Les Québécois aiment se décrire comme des gens ouverts à la différence. En regardant autour de nous, il est légitime de dire que c'est souvent vrai. Cependant, c'est dans les moments difficiles que l'on montre la profondeur de ses valeurs.

Un contexte difficile

Il faut l'avouer, le contexte actuel est difficile. D'abord, le vieillissement de notre population pose d'importants défis économiques et sociaux. Il est reconnu que le maintien de notre position enviable dans le monde passe entre autres par l'immigration. Ensuite, notre responsabilité humaine nous oblige à ne pas rester insensibles aux malheurs qui frappent la planète. Dans la mesure de nos moyens, nous devons agir et accueillir. De surcroit, des tensions internationales, dont certaines tirent leurs sources dans la troisième guerre du Golf, ont des effets jusque dans nos villes. Nous vivons donc des chocs de valeurs comme jamais depuis plusieurs décennies. Cela exige de la prudence.

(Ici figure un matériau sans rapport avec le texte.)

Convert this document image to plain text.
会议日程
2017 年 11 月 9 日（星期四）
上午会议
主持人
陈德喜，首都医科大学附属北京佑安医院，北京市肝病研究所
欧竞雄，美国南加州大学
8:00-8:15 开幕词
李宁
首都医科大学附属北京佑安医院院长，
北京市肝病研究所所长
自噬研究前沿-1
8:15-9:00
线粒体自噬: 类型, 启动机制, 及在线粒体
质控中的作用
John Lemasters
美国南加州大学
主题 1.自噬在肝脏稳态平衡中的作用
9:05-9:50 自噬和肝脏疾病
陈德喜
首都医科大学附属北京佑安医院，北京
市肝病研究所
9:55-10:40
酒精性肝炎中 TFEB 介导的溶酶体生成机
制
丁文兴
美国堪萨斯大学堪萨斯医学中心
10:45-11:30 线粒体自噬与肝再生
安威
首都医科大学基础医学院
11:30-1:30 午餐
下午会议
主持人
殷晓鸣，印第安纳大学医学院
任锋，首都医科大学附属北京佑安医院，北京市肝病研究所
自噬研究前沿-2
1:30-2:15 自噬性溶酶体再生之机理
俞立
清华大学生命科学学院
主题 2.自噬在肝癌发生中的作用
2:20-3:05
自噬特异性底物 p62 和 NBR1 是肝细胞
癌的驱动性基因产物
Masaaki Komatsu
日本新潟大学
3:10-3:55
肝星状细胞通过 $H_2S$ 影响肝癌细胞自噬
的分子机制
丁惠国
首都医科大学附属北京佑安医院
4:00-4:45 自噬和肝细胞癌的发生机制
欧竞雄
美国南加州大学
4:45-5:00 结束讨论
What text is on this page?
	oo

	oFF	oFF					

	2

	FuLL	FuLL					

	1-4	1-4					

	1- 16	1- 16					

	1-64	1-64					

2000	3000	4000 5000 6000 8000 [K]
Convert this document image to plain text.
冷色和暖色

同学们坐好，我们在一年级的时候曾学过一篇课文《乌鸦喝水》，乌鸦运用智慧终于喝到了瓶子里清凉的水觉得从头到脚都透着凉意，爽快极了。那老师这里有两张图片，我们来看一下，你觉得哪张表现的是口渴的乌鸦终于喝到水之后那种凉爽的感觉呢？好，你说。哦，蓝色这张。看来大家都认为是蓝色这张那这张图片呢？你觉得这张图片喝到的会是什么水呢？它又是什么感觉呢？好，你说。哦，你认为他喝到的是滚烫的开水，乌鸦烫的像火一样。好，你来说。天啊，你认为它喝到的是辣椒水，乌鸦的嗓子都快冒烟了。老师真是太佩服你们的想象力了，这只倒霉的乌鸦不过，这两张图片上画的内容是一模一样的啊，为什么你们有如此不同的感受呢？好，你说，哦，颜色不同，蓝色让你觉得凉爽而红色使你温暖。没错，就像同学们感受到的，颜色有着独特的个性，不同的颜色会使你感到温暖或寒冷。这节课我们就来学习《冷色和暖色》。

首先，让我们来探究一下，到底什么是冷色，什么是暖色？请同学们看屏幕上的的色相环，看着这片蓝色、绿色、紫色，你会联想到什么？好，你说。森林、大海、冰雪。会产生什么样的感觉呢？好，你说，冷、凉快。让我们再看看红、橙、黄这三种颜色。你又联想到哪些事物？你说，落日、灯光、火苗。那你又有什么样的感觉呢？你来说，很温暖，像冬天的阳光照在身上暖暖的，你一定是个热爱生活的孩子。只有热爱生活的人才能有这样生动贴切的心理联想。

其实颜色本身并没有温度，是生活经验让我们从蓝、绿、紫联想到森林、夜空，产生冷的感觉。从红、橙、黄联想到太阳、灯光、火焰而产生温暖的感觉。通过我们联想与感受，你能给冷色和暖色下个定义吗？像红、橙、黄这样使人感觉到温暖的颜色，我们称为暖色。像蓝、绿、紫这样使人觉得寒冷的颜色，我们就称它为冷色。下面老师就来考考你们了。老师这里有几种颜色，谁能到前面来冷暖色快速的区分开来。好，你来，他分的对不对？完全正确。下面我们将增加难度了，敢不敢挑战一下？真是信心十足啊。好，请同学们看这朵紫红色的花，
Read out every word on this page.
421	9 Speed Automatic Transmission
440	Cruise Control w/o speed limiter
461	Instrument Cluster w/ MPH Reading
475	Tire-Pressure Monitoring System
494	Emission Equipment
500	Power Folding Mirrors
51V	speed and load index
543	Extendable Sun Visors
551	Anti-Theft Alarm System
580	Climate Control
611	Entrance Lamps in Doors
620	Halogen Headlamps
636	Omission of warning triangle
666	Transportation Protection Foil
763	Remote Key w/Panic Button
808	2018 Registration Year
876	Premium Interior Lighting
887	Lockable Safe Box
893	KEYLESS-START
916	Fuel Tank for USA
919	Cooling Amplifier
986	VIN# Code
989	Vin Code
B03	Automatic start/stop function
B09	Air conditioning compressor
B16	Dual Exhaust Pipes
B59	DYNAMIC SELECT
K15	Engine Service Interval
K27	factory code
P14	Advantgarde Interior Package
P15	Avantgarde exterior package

Pour le démontrer, rappelons les années 30 et 40 au Québec. Cette période était marquée par des chambardements économiques ou sociaux rapides et marquants: concentration du capital, chômage très élevé, mouvements radicaux de contestation, changements dans les valeurs à l'endroit des femmes ou dans l'éducation, etc. Les problèmes étaient importants et douloureux pour plusieurs citoyens. Aujourd'hui, nous savons qu'il n'y avait pas de réponses faciles à ces difficultés et nous pouvons regarder avec condescendance les idéologies qui circulaient pour les pallier. Pourtant, à l'époque, plusieurs mouvements de salut public étaient populaires. Au Québec, ce fut la période faste du nationalisme de repli sur soi. Le passé était idéalisé (les belles histoires des pays d'en haut), le présent était rejeté (les francs-maçons ou les socialistes contre la religion dans les écoles) et le futur était craint (le communisme, le capital étranger, la mort de la famille). À ce nationalisme réactionnaire, s'ajoutait une contre-identité : le juif, qui était la victime parfaite de l'époque.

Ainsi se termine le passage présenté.